Al final, esta disposición es un recordatorio de que proteger un legado no es un gesto poético ni un acto ceremonial: es un trabajo concreto, cotidiano y caro. Y aquí la ley se pone seria, casi humilde, como quien reconoce que sin manos suficientes, sin formación adecuada y sin financiación estable, todo lo demás —los inventarios, los planes, las declaraciones solemnes— se convertiría en un mapa sin territorio.

Al recorrer la Ley 11/2019, se percibe su naturaleza dual: técnica y poética, administrativa y humana. Cada artículo es un órgano que cumple su función, pero todos dependen de la misma fuerza: la práctica cotidiana, la transmisión intergeneracional, la vida que se despliega en patios, barrancos y plazas. La memoria se sostiene con actos concretos, con gestos repetidos, con la atención diaria. La ley garantiza el marco, pero es la comunidad quien da vida al patrimonio.

Cierro la Ley y siento que he leído un cuerpo vivo, que respira, late y observa. La Ley 11/2019 no es solo un instrumento administrativo; es un pacto con el tiempo, un gesto de cuidado hacia la memoria, un puente entre generaciones. Su preámbulo y artículos me recuerdan que proteger lo que respira es un acto colectivo, un compromiso ético que une pasado, presente y futuro. Y, sobre todo, me enseñan que la historia de Canarias no se encuentra en los papeles, sino en los gestos, oficios, cantos y aprendizajes que la mantienen viva. Quizá por eso, al cerrar el documento, tengo la impresión de que no soy yo quien deja la ley sobre la mesa, sino que es ella quien me deja a mí frente al espejo. Porque cada una de sus páginas parece susurrar lo mismo: que la memoria no se preserva sola, que la cultura no se sostiene en vitrinas, que el patrimonio no se hereda como un objeto, sino como un deber. Y que, si no lo atendemos entre todos —instituciones, comunidades portadoras, personas que practican y transmiten lo que somos—, entonces lo que desaparecerá no serán los bienes, sino nuestra capacidad de reconocernos.

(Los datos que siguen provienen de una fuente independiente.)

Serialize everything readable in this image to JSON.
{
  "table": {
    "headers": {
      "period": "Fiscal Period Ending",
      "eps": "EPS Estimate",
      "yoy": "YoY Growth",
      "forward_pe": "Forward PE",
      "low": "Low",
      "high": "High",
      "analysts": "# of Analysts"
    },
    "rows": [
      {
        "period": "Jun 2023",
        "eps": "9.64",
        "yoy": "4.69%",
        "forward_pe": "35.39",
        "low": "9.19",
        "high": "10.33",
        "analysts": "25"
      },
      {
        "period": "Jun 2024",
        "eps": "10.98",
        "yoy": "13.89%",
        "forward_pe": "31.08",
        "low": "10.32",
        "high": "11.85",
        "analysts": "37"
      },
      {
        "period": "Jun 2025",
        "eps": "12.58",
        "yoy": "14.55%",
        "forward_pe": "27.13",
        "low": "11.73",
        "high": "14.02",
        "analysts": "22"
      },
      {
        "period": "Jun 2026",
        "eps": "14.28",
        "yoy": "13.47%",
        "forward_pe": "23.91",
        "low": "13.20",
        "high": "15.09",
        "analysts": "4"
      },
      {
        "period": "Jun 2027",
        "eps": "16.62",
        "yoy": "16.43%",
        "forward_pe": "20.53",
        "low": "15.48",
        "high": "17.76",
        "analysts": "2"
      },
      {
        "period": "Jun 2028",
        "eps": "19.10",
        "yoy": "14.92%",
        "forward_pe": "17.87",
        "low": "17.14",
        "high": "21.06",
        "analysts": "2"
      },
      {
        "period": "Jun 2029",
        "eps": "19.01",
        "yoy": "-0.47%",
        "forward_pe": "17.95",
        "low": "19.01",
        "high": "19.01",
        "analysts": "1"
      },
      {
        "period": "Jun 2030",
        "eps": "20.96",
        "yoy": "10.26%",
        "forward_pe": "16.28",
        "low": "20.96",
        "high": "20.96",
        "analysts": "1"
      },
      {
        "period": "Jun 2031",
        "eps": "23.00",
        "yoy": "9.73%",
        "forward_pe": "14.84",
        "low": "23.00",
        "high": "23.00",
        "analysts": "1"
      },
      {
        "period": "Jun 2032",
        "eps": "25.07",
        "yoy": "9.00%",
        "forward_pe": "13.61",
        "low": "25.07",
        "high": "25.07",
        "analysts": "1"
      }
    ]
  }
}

Ya lo dijo el preámbulo sin atreverse a decirlo del todo: el patrimonio cultural solo vive si quienes lo habitan siguen respirando dentro de él. De ahí que esta autopsia no cierre un cadáver sino que abre una responsabilidad. Porque lo vivo no se protege con bisturí sino con presencia. Y porque, aunque el texto legal intente ordenar el mundo, solo las comunidades que lo sostienen pueden salvarlo de verdad.